Greece’s bank rescue and aid program have little room for delay as creditors move toward the first review of the country’s compliance with its bailout terms, European Commission Vice President Valdis Dombrovskis said.
The review of Greece’s four biggest banks is linked to the country’s 86 billion-euro ($97 billion) aid program to boost confidence that Prime Minister Alexis Tsipras will follow through on economic reforms, Dombrovskis said in an interview Monday in Brussels. As a result, he said, it’s premature to discuss separating the banking milestones from the rescue goals.
“We can always look at technical solutions, but it’s important to have progress as regards the whole program,” said Dombrovskis, whose portfolio includes the 19-nation euro area. Greece needs to rebuild trust with its euro-area partners “and in many countries this first review is seen as an important indicator,” he said.
Greece faces a tight timeline under the terms of its third bailout, hashed out in August after months of contentious talks in Brussels. Tsipras needs to cut spending, enact pension and tax changes and agree with creditor nations and the International Monetary Fund on a long-term debt strategy.
The aid package allocates as much as 25 billion euros for National Bank of Greece SA, Piraeus Bank SA, Eurobank Ergasias SA and Alpha Bank AE. For full access to the bank aid, euro-area finance ministers need to approve the release of 15 billion euros by Nov. 15, so it can join 10 billion euros sitting in a segregated account at the European Stability Mechanism firewall fund.
The European Central Bank is conducting an asset quality review and stress test to determine what the banks need. The National Bank of Greece said Tuesday in an Athens bourse filing that “it is examining, as deemed appropriate, a range of alternative proposals to meet potential recapitalization needs,” in view of the asset quality review results and ECB stress tests.

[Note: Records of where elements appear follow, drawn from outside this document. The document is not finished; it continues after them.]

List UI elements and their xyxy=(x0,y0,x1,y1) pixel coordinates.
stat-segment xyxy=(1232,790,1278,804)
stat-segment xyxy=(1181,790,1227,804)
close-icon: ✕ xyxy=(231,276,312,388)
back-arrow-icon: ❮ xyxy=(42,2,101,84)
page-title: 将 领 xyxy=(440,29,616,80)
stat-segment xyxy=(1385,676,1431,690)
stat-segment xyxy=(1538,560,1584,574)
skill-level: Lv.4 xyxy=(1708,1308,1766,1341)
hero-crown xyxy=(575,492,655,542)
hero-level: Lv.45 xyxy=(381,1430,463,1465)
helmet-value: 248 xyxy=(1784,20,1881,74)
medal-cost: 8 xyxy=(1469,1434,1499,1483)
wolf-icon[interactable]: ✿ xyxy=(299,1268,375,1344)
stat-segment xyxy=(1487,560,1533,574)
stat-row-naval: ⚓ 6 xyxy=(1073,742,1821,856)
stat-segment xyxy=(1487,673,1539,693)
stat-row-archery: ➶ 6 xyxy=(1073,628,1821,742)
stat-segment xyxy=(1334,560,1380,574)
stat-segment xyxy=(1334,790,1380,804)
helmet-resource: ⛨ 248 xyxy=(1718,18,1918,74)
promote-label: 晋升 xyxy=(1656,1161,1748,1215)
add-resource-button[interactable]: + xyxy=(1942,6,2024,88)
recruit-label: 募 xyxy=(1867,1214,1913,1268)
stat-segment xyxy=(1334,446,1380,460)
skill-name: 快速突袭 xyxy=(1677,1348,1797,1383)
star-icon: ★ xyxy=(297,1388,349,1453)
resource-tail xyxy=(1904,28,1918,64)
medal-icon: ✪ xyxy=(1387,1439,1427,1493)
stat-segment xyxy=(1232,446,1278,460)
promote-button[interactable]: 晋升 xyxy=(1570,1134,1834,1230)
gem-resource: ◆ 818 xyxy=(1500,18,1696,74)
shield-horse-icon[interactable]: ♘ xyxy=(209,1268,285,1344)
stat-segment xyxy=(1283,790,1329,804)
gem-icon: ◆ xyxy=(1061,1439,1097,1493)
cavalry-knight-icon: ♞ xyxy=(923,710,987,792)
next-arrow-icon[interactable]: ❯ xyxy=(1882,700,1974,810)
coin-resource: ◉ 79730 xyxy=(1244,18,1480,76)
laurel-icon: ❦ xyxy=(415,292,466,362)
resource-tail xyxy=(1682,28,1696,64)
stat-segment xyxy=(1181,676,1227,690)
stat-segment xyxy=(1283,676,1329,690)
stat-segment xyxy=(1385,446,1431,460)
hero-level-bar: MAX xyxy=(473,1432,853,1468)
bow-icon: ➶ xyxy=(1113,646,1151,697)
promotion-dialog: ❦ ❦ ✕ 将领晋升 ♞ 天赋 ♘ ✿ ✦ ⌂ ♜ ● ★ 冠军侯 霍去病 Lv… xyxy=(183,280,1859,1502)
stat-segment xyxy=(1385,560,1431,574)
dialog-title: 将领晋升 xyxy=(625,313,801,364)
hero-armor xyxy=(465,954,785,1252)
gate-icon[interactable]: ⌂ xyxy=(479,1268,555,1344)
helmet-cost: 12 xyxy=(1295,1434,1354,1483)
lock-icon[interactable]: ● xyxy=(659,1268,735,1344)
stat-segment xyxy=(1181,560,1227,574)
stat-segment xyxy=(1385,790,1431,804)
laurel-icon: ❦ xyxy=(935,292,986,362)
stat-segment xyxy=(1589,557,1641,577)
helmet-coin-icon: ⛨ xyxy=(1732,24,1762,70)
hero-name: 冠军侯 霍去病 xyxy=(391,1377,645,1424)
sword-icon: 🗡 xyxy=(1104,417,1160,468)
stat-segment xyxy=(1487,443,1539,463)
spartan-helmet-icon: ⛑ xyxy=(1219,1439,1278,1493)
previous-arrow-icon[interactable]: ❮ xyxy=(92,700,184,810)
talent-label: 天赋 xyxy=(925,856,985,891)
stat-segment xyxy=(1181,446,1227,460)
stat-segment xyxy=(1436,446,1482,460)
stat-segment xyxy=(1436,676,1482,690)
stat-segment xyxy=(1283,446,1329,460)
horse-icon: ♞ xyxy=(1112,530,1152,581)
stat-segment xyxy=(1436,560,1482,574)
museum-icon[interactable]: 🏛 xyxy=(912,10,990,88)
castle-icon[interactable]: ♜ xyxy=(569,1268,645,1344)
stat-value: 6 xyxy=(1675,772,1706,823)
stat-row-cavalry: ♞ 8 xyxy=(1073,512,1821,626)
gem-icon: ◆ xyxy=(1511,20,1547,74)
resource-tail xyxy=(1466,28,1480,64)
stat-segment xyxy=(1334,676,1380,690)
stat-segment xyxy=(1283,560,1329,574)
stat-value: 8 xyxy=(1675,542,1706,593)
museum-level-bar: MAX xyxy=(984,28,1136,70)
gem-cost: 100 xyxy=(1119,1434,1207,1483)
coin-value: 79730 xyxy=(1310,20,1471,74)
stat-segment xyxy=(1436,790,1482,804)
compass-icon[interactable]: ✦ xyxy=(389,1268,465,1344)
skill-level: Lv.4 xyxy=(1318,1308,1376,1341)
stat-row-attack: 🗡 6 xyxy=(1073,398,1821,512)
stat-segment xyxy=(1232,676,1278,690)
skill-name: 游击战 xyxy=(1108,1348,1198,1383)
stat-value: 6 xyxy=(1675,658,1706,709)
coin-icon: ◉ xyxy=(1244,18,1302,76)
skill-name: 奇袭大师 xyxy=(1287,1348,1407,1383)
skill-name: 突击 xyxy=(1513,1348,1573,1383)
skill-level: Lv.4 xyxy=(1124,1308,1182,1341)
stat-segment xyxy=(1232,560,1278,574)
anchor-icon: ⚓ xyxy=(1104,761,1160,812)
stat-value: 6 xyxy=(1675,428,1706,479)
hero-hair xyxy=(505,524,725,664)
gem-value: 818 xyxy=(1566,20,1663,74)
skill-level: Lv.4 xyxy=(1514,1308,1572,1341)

Greek bank shares extended losses on Tuesday after falling more than 15 percent on Monday, amid speculation that the capital shortfall to be identified in ECB’s review and stress test will wipe out much of their existing equity. Banks have lost over 70 percent of their market value since Greek Prime Minister Alexis Tsipras imposed capital controls, in June.
The money for the banks is tied to the overall program review that’s expected to take place in October and November, though no exact date has been set.
One solution might be to accelerate the schedule for the financial part of that first program review, a euro-area official said earlier this month. Greece’s creditors have made it clear that they won’t release bailout funds unless Tsipras’s government meets the conditions spelled out in the bailout deal.
“Currently, I would say that things are more or less on track, so it’s important that Greek authorities stick with their commitments,” said Dombrovskis, who plans to hold talks in Greece on the rescue effort in the second half of October. “Intensive work” is under way to work with the Greek government and help it meet its milestones, he said.